Source: Tesco email to suppliers

Ulterior motive

But he’s not alone in thinking it’s merely an opening gambit. “Tesco likely understands most suppliers will outright reject this request. I don’t expect most large multinationals to comply. But this may not be Tesco’s intention. Instead, it may be a fishing initiative to find out which suppliers are willing to agree to this fee and, in a second or third step, extend this acceptance to relationships with new suppliers and future trade negotiations with larger brands.

As Sables puts it: “If 5% of suppliers do 5% of what they ask for, that’s worth lots of millions.

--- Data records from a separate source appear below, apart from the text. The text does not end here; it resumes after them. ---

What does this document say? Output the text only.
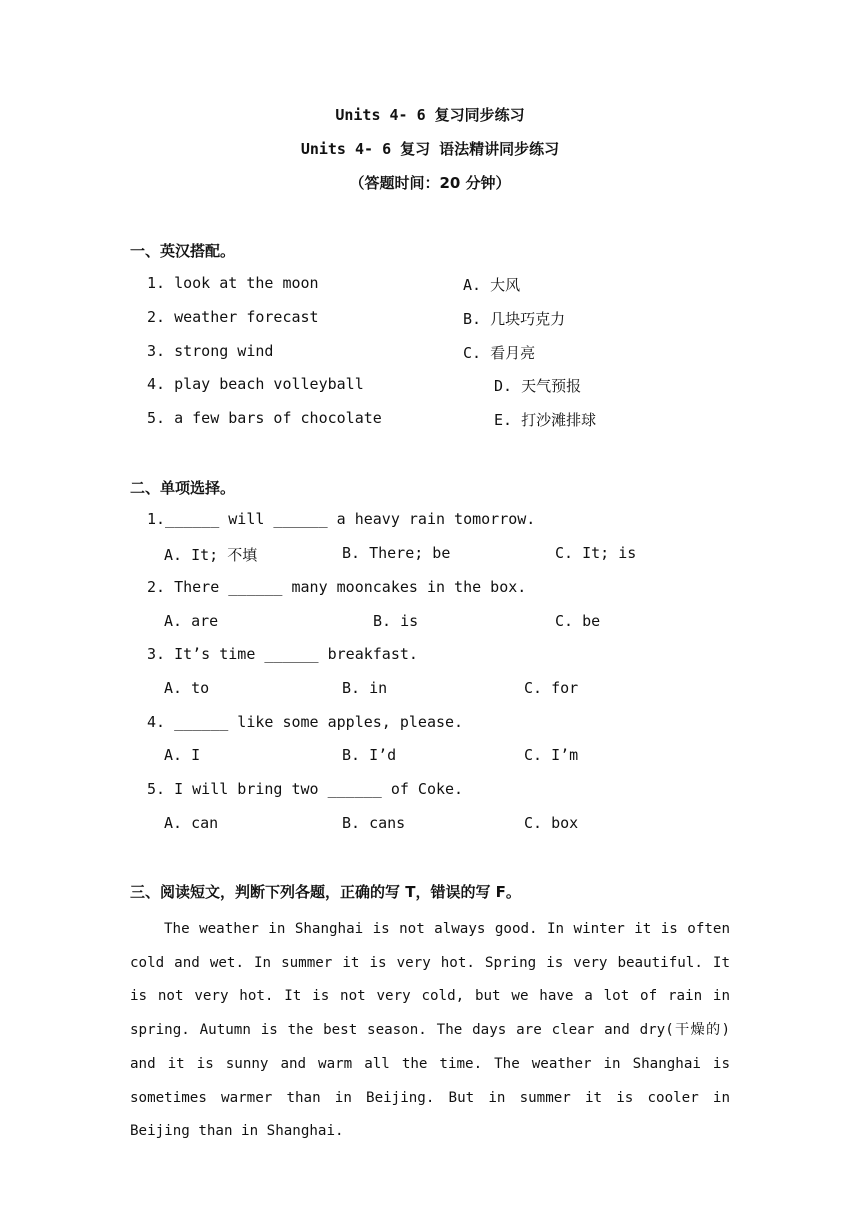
Units 4- 6 复习同步练习
Units 4- 6 复习 语法精讲同步练习
（答题时间：20 分钟）
一、英汉搭配。
1. look at the moon	A. 大风
2. weather forecast	B. 几块巧克力
3. strong wind	C. 看月亮
4. play beach volleyball	D. 天气预报
5. a few bars of chocolate	E. 打沙滩排球
二、单项选择。
1.______ will ______ a heavy rain tomorrow.
A. It; 不填	B. There; be	C. It; is
2. There ______ many mooncakes in the box.
A. are	B. is	C. be
3. It’s time ______ breakfast.
A. to	B. in	C. for
4. ______ like some apples, please.
A. I	B. I’d	C. I’m
5. I will bring two ______ of Coke.
A. can	B. cans	C. box
三、阅读短文，判断下列各题，正确的写 T，错误的写 F。
The weather in Shanghai is not always good. In winter it is often cold and wet. In summer it is very hot. Spring is very beautiful. It is not very hot. It is not very cold, but we have a lot of rain in spring. Autumn is the best season. The days are clear and dry(干燥的) and it is sunny and warm all the time. The weather in Shanghai is sometimes warmer than in Beijing. But in summer it is cooler in Beijing than in Shanghai.
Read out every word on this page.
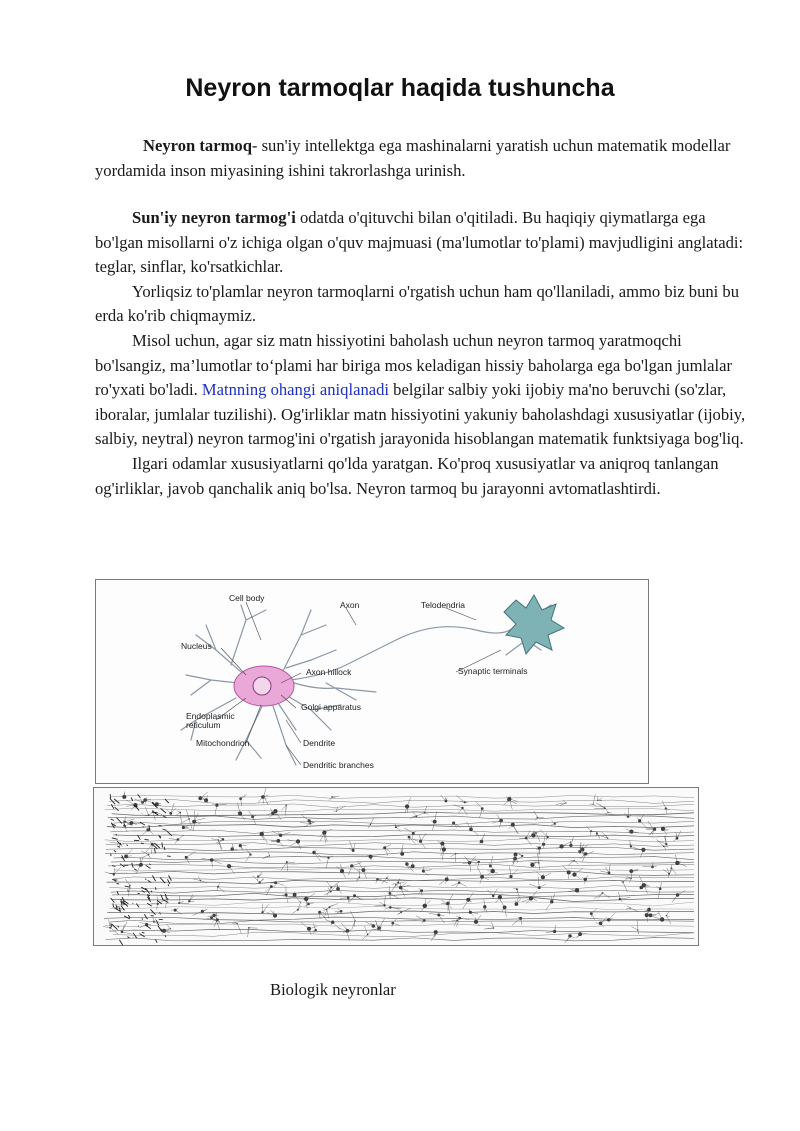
Neyron tarmoqlar haqida tushuncha

Neyron tarmoq- sun'iy intellektga ega mashinalarni yaratish uchun matematik modellar yordamida inson miyasining ishini takrorlashga urinish.

Sun'iy neyron tarmog'i odatda o'qituvchi bilan o'qitiladi. Bu haqiqiy qiymatlarga ega bo'lgan misollarni o'z ichiga olgan o'quv majmuasi (ma'lumotlar to'plami) mavjudligini anglatadi: teglar, sinflar, ko'rsatkichlar.
Yorliqsiz to'plamlar neyron tarmoqlarni o'rgatish uchun ham qo'llaniladi, ammo biz buni bu erda ko'rib chiqmaymiz.
Misol uchun, agar siz matn hissiyotini baholash uchun neyron tarmoq yaratmoqchi bo'lsangiz, ma’lumotlar to‘plami har biriga mos keladigan hissiy baholarga ega bo'lgan jumlalar ro'yxati bo'ladi. Matnning ohangi aniqlanadi belgilar salbiy yoki ijobiy ma'no beruvchi (so'zlar, iboralar, jumlalar tuzilishi). Og'irliklar matn hissiyotini yakuniy baholashdagi xususiyatlar (ijobiy, salbiy, neytral) neyron tarmog'ini o'rgatish jarayonida hisoblangan matematik funktsiyaga bog'liq.
Ilgari odamlar xususiyatlarni qo'lda yaratgan. Ko'proq xususiyatlar va aniqroq tanlangan og'irliklar, javob qanchalik aniq bo'lsa. Neyron tarmoq bu jarayonni avtomatlashtirdi.
Cell body
Axon	Telodendria
Nucleus
Axon hillock	Synaptic terminals
Golgi apparatus
Endoplasmic
reticulum
Mitochondrion	Dendrite
Dendritic branches
Biologik neyronlar
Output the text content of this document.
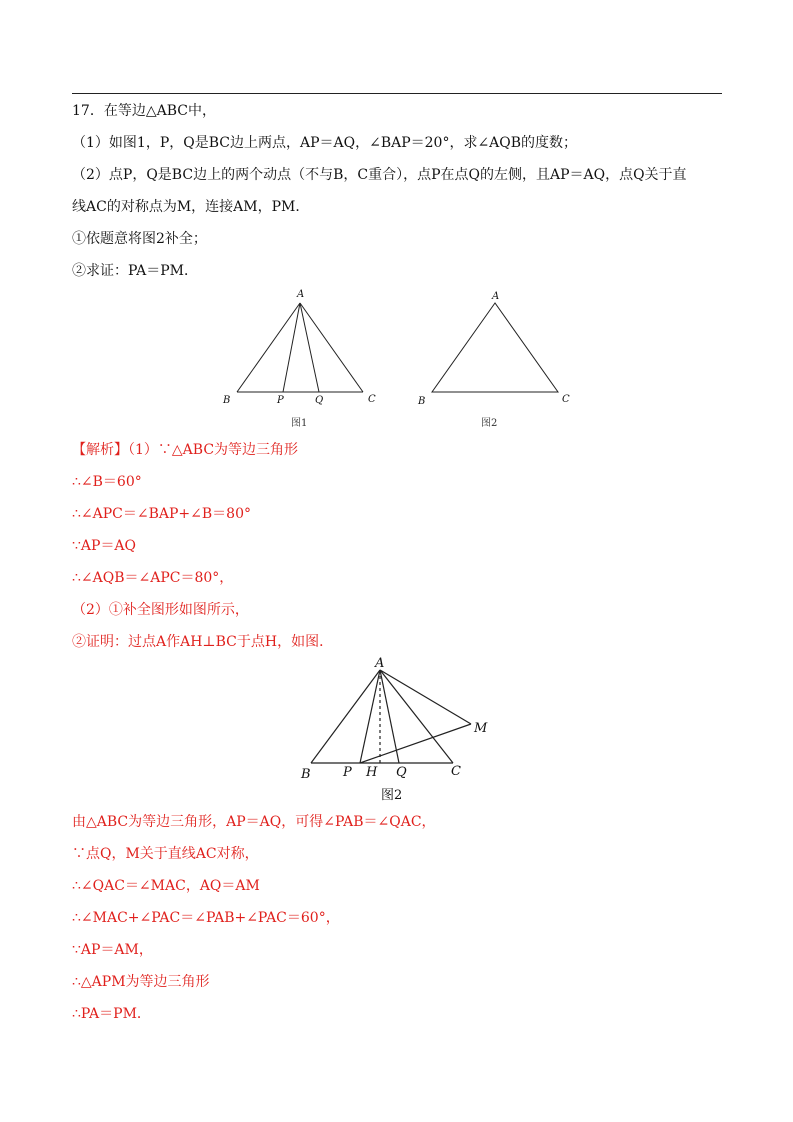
17．在等边△ABC中，
（1）如图1，P，Q是BC边上两点，AP＝AQ，∠BAP＝20°，求∠AQB的度数；
（2）点P，Q是BC边上的两个动点（不与B，C重合），点P在点Q的左侧，且AP＝AQ，点Q关于直
线AC的对称点为M，连接AM，PM．
①依题意将图2补全；
②求证：PA＝PM．
A
B	P	Q	C
图1
A
B	C
图2
【解析】（1）∵△ABC为等边三角形
∴∠B＝60°
∴∠APC＝∠BAP+∠B＝80°
∵AP＝AQ
∴∠AQB＝∠APC＝80°，
（2）①补全图形如图所示，
②证明：过点A作AH⊥BC于点H，如图．
A
B P H Q	C
M
图2
由△ABC为等边三角形，AP＝AQ，可得∠PAB＝∠QAC，
∵点Q，M关于直线AC对称，
∴∠QAC＝∠MAC，AQ＝AM
∴∠MAC+∠PAC＝∠PAB+∠PAC＝60°，
∵AP＝AM，
∴△APM为等边三角形
∴PA＝PM．
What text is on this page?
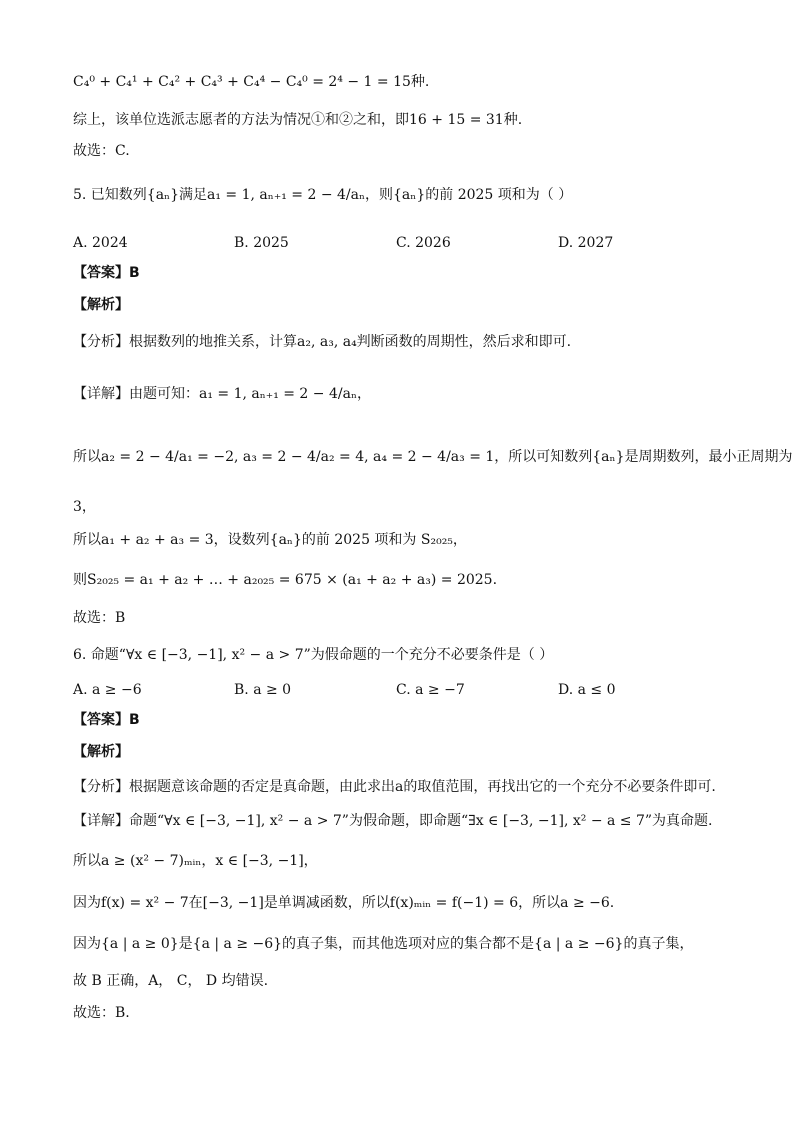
C₄⁰ + C₄¹ + C₄² + C₄³ + C₄⁴ − C₄⁰ = 2⁴ − 1 = 15种.
综上，该单位选派志愿者的方法为情况①和②之和，即16 + 15 = 31种.
故选：C.
5. 已知数列{aₙ}满足a₁ = 1, aₙ₊₁ = 2 − 4/aₙ，则{aₙ}的前 2025 项和为（ ）
A. 2024	B. 2025	C. 2026	D. 2027
【答案】B
【解析】
【分析】根据数列的地推关系，计算a₂, a₃, a₄判断函数的周期性，然后求和即可.
【详解】由题可知：a₁ = 1, aₙ₊₁ = 2 − 4/aₙ，
所以a₂ = 2 − 4/a₁ = −2, a₃ = 2 − 4/a₂ = 4, a₄ = 2 − 4/a₃ = 1，所以可知数列{aₙ}是周期数列，最小正周期为
3，
所以a₁ + a₂ + a₃ = 3，设数列{aₙ}的前 2025 项和为 S₂₀₂₅，
则S₂₀₂₅ = a₁ + a₂ + … + a₂₀₂₅ = 675 × (a₁ + a₂ + a₃) = 2025.
故选：B
6. 命题“∀x ∈ [−3, −1], x² − a > 7”为假命题的一个充分不必要条件是（ ）
A. a ≥ −6	B. a ≥ 0	C. a ≥ −7	D. a ≤ 0
【答案】B
【解析】
【分析】根据题意该命题的否定是真命题，由此求出a的取值范围，再找出它的一个充分不必要条件即可.
【详解】命题“∀x ∈ [−3, −1], x² − a > 7”为假命题，即命题“∃x ∈ [−3, −1], x² − a ≤ 7”为真命题.
所以a ≥ (x² − 7)ₘᵢₙ，x ∈ [−3, −1]，
因为f(x) = x² − 7在[−3, −1]是单调减函数，所以f(x)ₘᵢₙ = f(−1) = 6，所以a ≥ −6.
因为{a | a ≥ 0}是{a | a ≥ −6}的真子集，而其他选项对应的集合都不是{a | a ≥ −6}的真子集，
故 B 正确，A， C， D 均错误.
故选：B.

“There will also be those suppliers who will see an opportunity here. Tesco will be so keen to prove it can win in this area they will be prepared to accept a lot of losses.

“That’s why I believe a smart supplier will be prepared to say we support this but you will have to justify it.”

That of course leaves suppliers with yet another, even greater fear: if Tesco succeeds in rebalancing the books this way, which other supermarkets and wholesalers will be waiting in the wings to follow suit?